Плещеев любил наблюдать эти горячие сцены, проявление буйного темперамента юности. Так, однажды он видел, как некий гусар с лихими усами безудержно расшумелся; достаточно энергично к нему присоединился приятель, худощавый чиновник в очках, в мундире Иностранной коллегии, которого Плещеев встретил недавно на проводах кавалергардов. Полицмейстер с квартальным в антракте подошли к вертопрахам с вопросом, как их имя, фамилия.

— Грибоедов, — ответил чиновник в очках.

— Угу. Кравченко, запиши! — приказал полицмейстер квартальному.

Тогда Грибоедов спросил полицмейстера:

— А как ваша фамилия?

— Это что еще за вопрос?.. Я полицмейстер Кондратьев.

— Угу. Алябьев, запиши.

Ах, так неужели это Алябьев?!.. Плещеев не верил глазам. Как можно было его не узнать?! Ну конечно, Алябьев. Мундир Ахтырского гусарского полка, усы, бакенбарды, копна курчавых волос, иная осанка, новая манера поведения так его изменили!..

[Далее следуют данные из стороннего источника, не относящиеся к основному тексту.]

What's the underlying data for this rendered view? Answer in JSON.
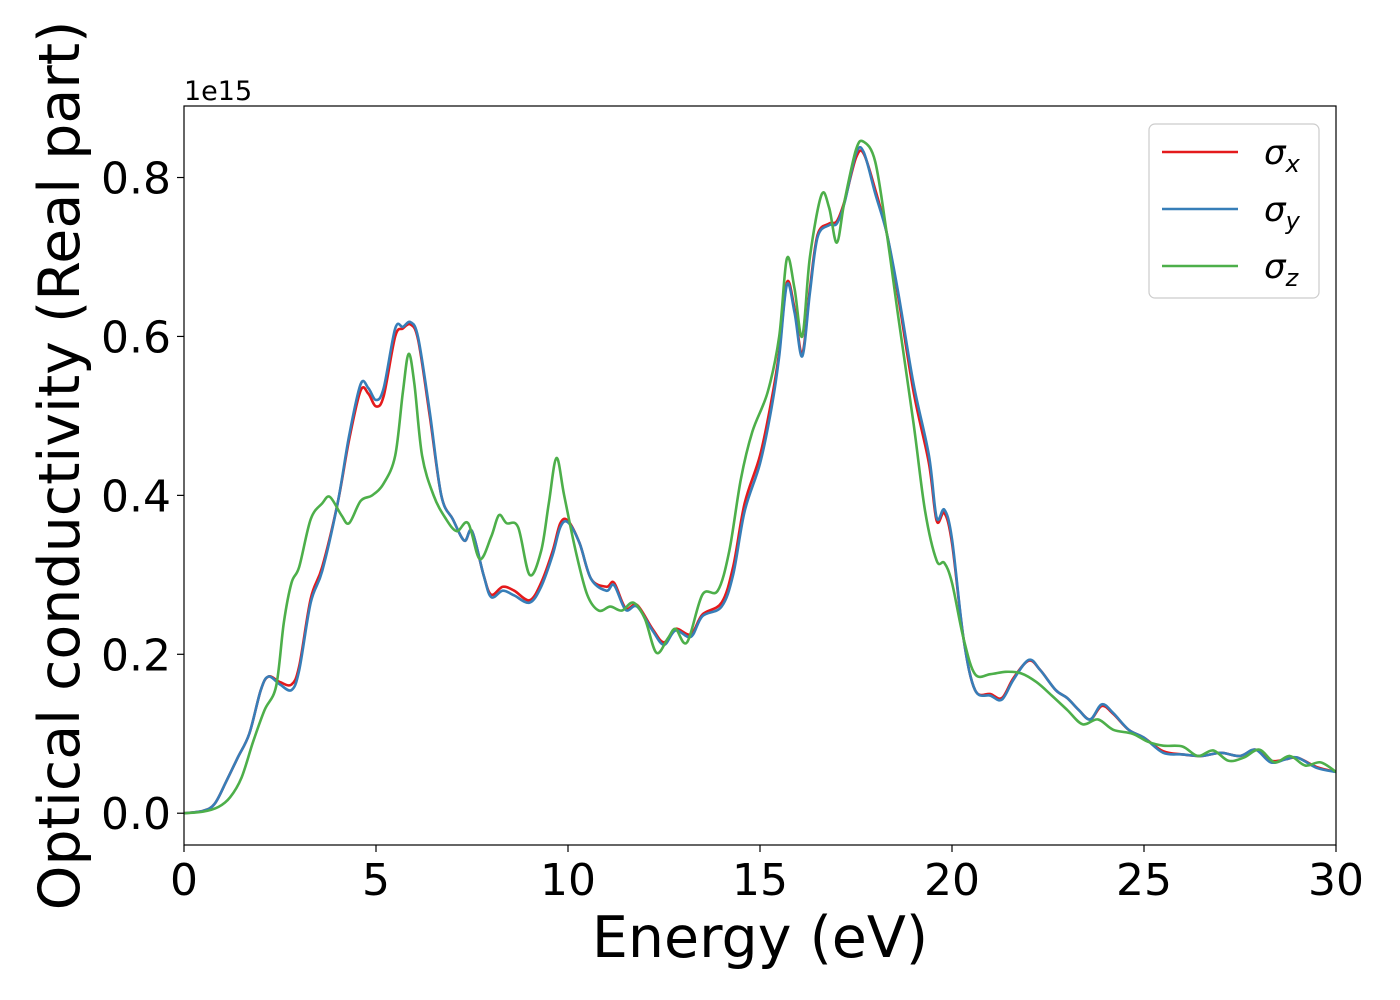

Произошла сердечная встреча... После спектакля пошли к Плещееву, благо рядом почти, проболтали полночи, без конца музицировали. У фортепиано Алябьев преобразился. Гусарского ухарства как не бывало.

За истекшее время он сочинял много музыки и теперь сыграл свой новый струнный квартет, два вальса, романсы Один еще день, Они прошли и много набросков. Притом признался, что никак не может освободиться из плена напевов Плещеева, чьи романсы и песни преследуют его уже многие годы — с тех пор, как они познакомились еще в ранней юности в Петербурге. Но ведь оно и понятно: Плещеев сам возрос на музыке ближайших предшественников — Козловского, Дубянского, — а теперь на его музыке подрастают другие. А если его перепевы слышатся в музыкальных интонациях подражателей, а вернее, последователей, то это должно только радовать.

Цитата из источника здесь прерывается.